My hope is that we can sustain at least 1 container/second rate at that point and can identify the next round of improvements, including measuring the impact of the event forwarding to know how to prioritize that work.

stgraber · April 10, 2019, 7:23am

The switch to dqlite 1.0 will also be something else that triggers a re-try to measure the CPU, RAM and network usage after the switch.

roka · April 11, 2019, 10:40am

How were you able to setup fan networking on google compute instances?

I tried it and it did not work as Google assigns unicast address to instances.
If its possible can you send me a little of your gcp configuration?
At present for my setup networking is setup independent of lxd bridge and setup using ansible scripts.

stgraber · April 11, 2019, 2:29pm

You need to manually provide the underlay subnet, in my case it was 10.138.0.0/16 which all my other instances were in.

roka · April 12, 2019, 2:13am

Will it be possible to share the scripts you used to setup gcs fan networking, at present I do it with my own ansible script with manually managed bridge (not lxd managed bridge).

stgraber · April 12, 2019, 3:00am

That part wasn’t scripted, I manually ran lxd init on the first node, which is where the fan networking was selected and the subnet manually entered.

All the other instances then picked up that setting when joining the cluster so there’s no mention of it in any of the scripts and cloud-init metadata that I used.

roka · April 19, 2019, 8:41am

I tried installing using lxd init with underlay network.
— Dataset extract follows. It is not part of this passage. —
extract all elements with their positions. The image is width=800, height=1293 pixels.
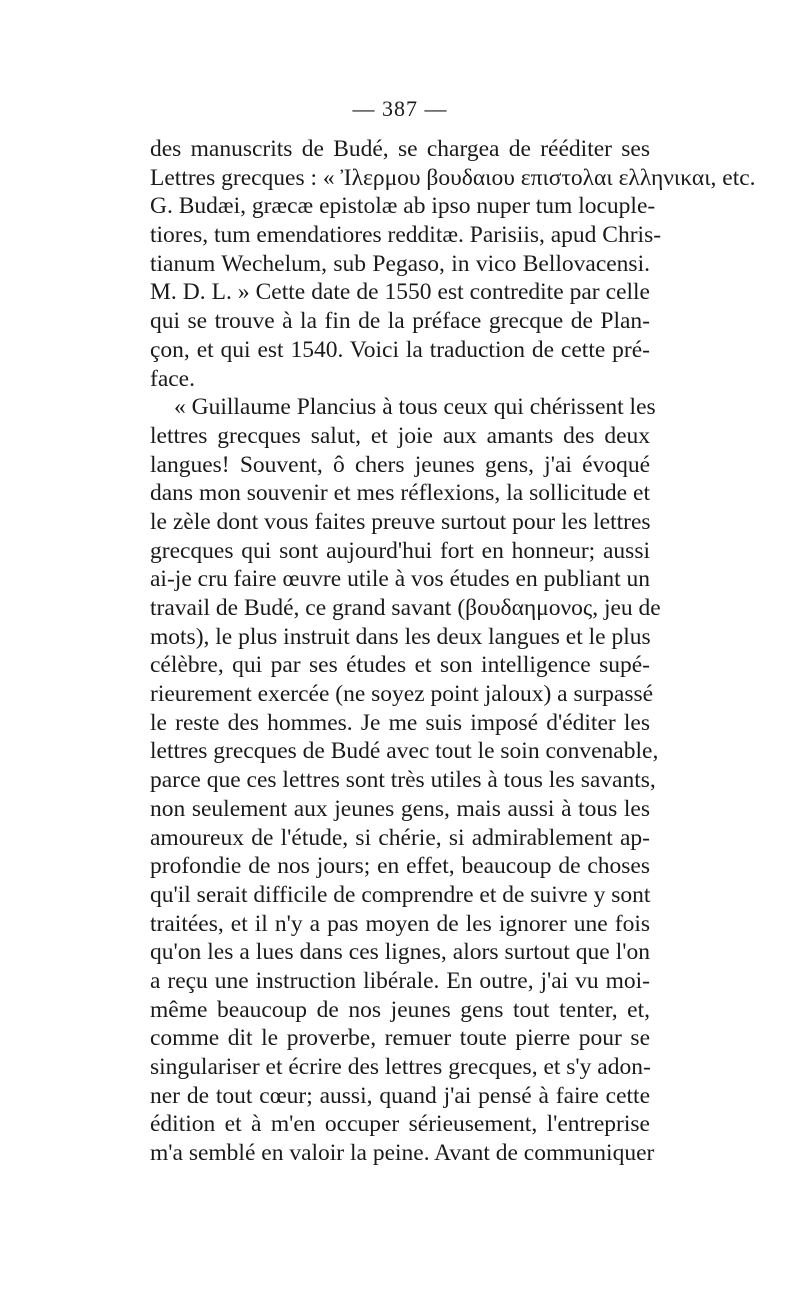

It came with an error:

“Error: Failed to create network ‘lxdfan0’: No address found in subnet”

stgraber · April 22, 2019, 3:29am

That’s the error I’d expect if the underlay you provided doesn’t include your host’s address.

roka · April 23, 2019, 3:28am

ok I tried it and it works with giving the underlay. I will try to re-create my cluster using preseed and see if it works.
Just wanted to check with you if lxd init --dump still works. I see this has been removed from lxd init options.
Now the choice is to create preseed manually or by concatenating different commands using lxc info.

stgraber · April 23, 2019, 3:38am

--dump should work fine, though note that it cannot automatically fill cluster joining information as we can’t extract some of that needed data through the API.

If your goal is to join additional nodes through preseeding, the best is to do one manually, then at the end of the interactive lxd init, say yes to printing the preseed, then use that preseed for the others.